Entretanto, muito tempo depois, confrontado novamente nas minhas dúvidas, a minha tarefa não era assim tão fácil e eu tinha que de alguma forma conquistar a minha amada e o que eu precisava era aprender a apanhar estrelas, pois já me tinha esquecido como se fazia.
E durante algum tempo lá corria para a beira da minha amada cheio de estrelas nas mãos. Até que houve um dia que eu me tornei um triste caçador porque ela já havia dado o seu coração a outro navegador.
Nestes momentos em que a luz da lua foi encoberta pelos céus carregados de tormentas, onde eu fui ao topo da montanha e aí me sentei, com muito frio, tu ofereceste-me um cobertor cortado dos teus vestidos e permaneci num reino quase que invisível. Como que a observar baleias em alto mar onde só havia golfinhos a brincar. Ofereceste-me os teus ideais lógicos e a verdade acima de tudo, de mãos dadas com o teu espírito humanitário e voluntarioso.
A luz emanada desse cobertor era suficiente para iluminar toda a minha cabeça que estava, de repente, caída no chão. E tu deste a mão a este jovem que recuperou linhas do seu passado em forma de poemas.
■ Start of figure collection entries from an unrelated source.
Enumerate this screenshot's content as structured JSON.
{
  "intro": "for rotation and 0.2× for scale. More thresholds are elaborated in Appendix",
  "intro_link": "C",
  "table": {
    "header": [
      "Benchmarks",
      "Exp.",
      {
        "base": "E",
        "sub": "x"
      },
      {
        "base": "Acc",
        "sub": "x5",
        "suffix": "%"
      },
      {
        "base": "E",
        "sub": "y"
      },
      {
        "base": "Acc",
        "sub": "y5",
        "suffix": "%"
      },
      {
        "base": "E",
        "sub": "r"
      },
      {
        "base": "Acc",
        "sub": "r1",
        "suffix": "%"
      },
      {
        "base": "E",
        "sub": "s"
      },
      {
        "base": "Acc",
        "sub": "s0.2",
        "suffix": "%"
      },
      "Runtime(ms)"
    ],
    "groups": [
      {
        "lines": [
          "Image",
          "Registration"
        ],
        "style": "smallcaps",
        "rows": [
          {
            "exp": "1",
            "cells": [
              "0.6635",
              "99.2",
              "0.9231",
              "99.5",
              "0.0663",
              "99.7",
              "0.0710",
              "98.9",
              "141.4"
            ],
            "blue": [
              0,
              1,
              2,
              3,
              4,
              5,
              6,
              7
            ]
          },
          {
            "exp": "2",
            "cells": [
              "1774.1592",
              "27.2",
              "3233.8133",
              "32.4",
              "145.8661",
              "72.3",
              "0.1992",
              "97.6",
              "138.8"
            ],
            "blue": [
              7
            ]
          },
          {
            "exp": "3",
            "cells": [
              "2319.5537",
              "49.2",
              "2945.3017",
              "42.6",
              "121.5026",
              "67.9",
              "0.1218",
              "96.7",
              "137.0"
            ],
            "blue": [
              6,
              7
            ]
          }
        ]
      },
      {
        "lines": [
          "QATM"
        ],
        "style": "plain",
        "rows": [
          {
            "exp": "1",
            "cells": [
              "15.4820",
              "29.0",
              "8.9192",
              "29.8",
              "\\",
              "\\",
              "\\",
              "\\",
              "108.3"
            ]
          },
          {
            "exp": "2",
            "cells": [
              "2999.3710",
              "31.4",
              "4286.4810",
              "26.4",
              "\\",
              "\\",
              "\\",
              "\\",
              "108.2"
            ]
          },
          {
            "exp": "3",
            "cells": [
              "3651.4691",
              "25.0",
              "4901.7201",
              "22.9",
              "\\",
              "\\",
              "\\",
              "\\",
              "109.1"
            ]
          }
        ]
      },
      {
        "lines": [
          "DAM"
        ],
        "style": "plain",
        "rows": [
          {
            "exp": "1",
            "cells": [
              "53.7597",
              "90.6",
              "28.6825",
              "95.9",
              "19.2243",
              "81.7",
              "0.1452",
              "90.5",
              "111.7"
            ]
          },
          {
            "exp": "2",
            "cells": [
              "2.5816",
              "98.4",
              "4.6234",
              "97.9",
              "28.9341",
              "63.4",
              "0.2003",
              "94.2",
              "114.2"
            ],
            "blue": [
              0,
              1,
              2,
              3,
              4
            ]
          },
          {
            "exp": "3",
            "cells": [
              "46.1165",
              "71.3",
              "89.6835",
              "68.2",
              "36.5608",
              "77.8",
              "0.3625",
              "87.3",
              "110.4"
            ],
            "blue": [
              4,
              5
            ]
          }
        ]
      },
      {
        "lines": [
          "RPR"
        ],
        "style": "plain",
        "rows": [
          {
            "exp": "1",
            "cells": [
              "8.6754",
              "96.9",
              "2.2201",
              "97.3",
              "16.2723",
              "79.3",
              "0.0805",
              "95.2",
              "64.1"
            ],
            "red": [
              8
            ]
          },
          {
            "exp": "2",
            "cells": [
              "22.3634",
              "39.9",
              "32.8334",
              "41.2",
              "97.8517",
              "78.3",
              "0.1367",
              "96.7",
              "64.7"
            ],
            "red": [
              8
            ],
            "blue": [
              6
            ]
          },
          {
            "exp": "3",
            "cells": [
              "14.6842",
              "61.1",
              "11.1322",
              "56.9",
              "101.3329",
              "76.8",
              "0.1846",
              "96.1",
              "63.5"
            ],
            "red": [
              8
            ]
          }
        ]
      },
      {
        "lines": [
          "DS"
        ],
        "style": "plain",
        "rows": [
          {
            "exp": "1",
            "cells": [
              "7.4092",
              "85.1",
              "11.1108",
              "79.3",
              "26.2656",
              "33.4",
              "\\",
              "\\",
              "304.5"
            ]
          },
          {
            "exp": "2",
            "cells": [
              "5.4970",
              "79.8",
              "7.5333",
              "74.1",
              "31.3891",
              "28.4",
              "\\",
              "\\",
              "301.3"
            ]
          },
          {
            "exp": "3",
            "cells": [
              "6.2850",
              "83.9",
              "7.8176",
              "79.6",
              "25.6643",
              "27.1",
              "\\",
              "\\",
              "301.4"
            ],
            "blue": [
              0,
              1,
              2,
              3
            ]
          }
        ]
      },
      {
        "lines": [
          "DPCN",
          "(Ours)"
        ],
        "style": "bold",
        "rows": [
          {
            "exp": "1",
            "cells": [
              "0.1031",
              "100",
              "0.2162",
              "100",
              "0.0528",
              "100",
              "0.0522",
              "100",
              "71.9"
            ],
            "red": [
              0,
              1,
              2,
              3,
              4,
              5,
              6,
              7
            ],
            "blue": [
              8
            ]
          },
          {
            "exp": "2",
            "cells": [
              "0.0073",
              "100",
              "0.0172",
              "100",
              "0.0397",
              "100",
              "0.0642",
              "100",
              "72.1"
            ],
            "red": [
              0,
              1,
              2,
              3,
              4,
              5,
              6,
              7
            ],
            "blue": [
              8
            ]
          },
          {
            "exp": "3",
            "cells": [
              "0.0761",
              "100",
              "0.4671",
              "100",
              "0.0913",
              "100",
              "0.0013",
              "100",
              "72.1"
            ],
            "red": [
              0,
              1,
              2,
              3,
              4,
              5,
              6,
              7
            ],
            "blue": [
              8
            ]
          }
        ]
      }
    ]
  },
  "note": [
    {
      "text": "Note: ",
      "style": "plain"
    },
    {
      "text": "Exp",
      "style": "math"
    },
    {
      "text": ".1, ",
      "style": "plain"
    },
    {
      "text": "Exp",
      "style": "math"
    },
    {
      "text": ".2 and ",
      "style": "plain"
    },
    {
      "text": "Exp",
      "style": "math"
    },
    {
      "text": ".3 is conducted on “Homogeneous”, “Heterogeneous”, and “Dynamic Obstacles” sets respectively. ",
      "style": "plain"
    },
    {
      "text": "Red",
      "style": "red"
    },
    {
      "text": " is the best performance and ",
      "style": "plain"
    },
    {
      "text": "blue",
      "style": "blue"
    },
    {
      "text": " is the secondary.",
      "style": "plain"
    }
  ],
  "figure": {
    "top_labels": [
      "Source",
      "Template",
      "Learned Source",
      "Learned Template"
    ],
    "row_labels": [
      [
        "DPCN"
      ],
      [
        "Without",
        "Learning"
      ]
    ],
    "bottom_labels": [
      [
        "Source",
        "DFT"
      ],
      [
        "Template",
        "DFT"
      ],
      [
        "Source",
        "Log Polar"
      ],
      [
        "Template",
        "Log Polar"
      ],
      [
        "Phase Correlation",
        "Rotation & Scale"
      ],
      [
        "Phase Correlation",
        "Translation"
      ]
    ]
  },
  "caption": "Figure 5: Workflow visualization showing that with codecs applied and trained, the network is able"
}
Este suposto jovem poeta vagueou por espaços estranhos, viajou por galáxias longínquas, começou a fazer cálculos malucos a tentar encontrar uma solução óptima para o problema. Pilhas de papel, de contas, de desenhos, gráficos e esquemas sem encontrar uma explicação plausível para tudo o que tinha visto.
Mas tu, com a tua coragem e tolerância, sempre me ajudaste a encontrar a porta. Era tudo um sonho e eu precisava era de dormir. Eu dormia acordado entretanto afogado.
Até que finalmente disseste:
- Até que enfim! Estava a ver que nunca mais dali saías.
- Pois, eu também.
E porque o mundo é feito de estrelas, breve breve mais uma estrela connosco estará, resposta do amor de duas pessoas que se amam e que se querem muito. Ela brilhará tão forte, tão forte, que será mais rápida que o sol a aquecer a Terra todas as manhãs. Como luzes eternas entre os Amigos. Uma passagem pelo Reino das Cegonhas de onde virá possivelmente um peixinho. Ou uma peixinha. :D
PS – Podes achar ridículo, mas o livro dos Stereophonics que me trouxeste há 7 anos de Edimburgo e o Kit Origami ocupam lugares muito importantes comigo.